Saranno state le sei bottiglie smezzate con lo smilzo, il ristorante quasi vuoto con gli unici due tavoli occupati da Baffo Carillo e da me, o semplicemente che ancora non avevo voglia di tornarmene a casa. Fatto sta che presi la bottiglia piena rimasta sul tavolo, mi avvicinai lentamente cercando di dissimulare l’andatura visibilmente incerta a causa dell’alcol. Lo salutai come se fosse un vecchio amico e lui, con mia grande sorpresa, mi fece sedere al tavolo con lui. Chiamò il cameriere e chiese di farci portare un altro piattino di arachidi salati e ghiaccio per il suo rum. Gli stessi baffi, lo stesso sorriso grande e rilassato, gli stessi occhi verdi. Baffo Carillo era esattamente uguale a come lo ricordavo anche se ora appariva più stanco, abbattuto, forse anche un po’ triste. Iniziò a raccontarmi - quasi senza che gli domandassi - dei suoi viaggi negli Stati Uniti, delle auto che si era comprato per fare colpo sulle modelle e le presentatrici dell’epoca. Mi raccontò che la brasiliana Paula De Oliveira fu una delle sue amanti. E, tra me e me, ricordai che le migliori seghe me le ero fatte pensando proprio alla bellissima Paula. Non si scomponeva soffiandomi il fumo del suo cubano in piena faccia mentre continuava a raccontarmi le sue avventure.

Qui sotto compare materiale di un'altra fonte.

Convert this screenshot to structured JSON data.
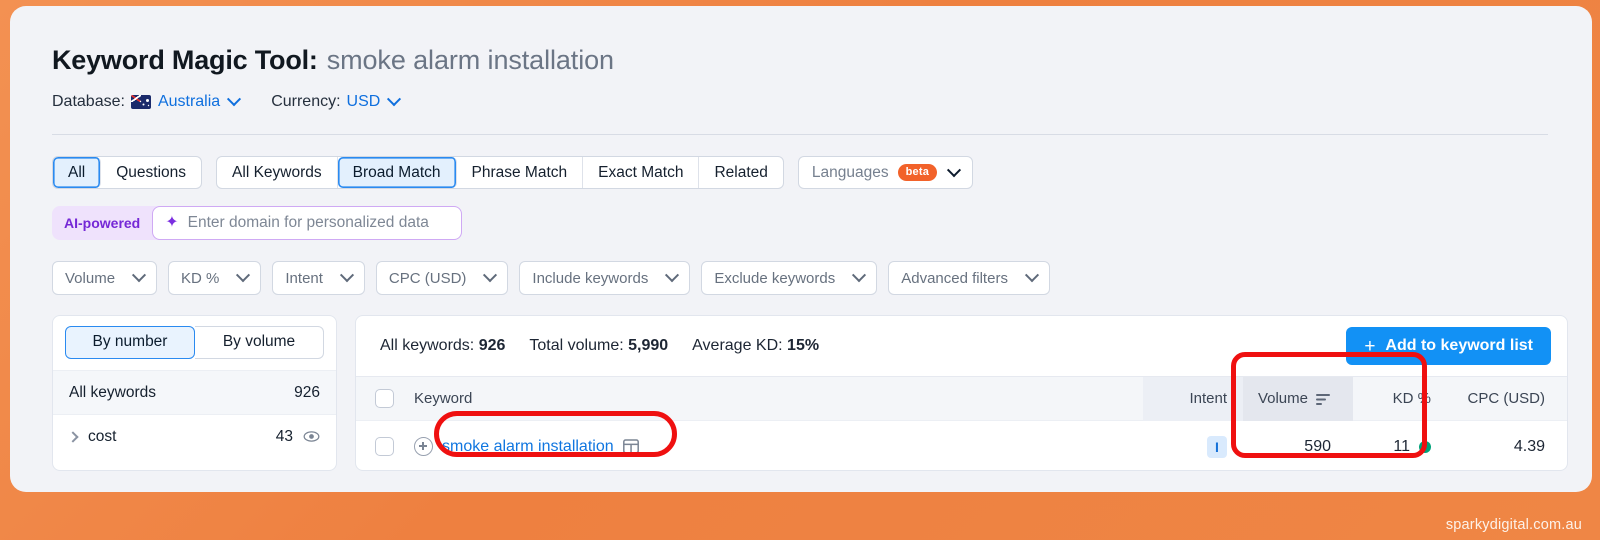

Passò dagli anni sessanta ai novanta e dagli ottanta ai settanta senza fare una piega, come se fosse in una macchina del tempo. “Che bei tempi!”, mi limitai a rispondergli non potendo aggiungere altro. In confronto a lui io ero insignificante, non avevo vissuto neppure un decimo di tutto ciò che aveva vissuto lui! Si accarezzò un enorme anello dorato, e solo a momenti, si ricordava di nascondere le maniche della sua giacca, sporche e usurate. All’improvviso la sua espressione cambiò, gli occhi gli diventarono lucidi e le dita iniziarono a tremargli. “Le donne possono essere la tua più grande vittoria e la tua peggiore sconfitta” disse buttandomi il fumo in faccia. “Non importa che ti amino o ti odino, basta che sappiano chi sei”, affermò trionfante. Fece una lunga pausa, guardò il suo orologio, dodici e quarantasette della notte. Spinse la sedia indietro, si alzò con difficoltà e mi diede due pacche sulla schiena prima di andarsene “Prenditi cura di te figliolo, molte grazie”. Il cameriere mi portò in fretta e furia il conto - mio e di Baffo Carrillo. Mentre lasciavo i soldi sul tavolo mi rendevo conto che quella sera non solo avevo imparato molto sul mio eroe di infanzia, ma anche su me stesso.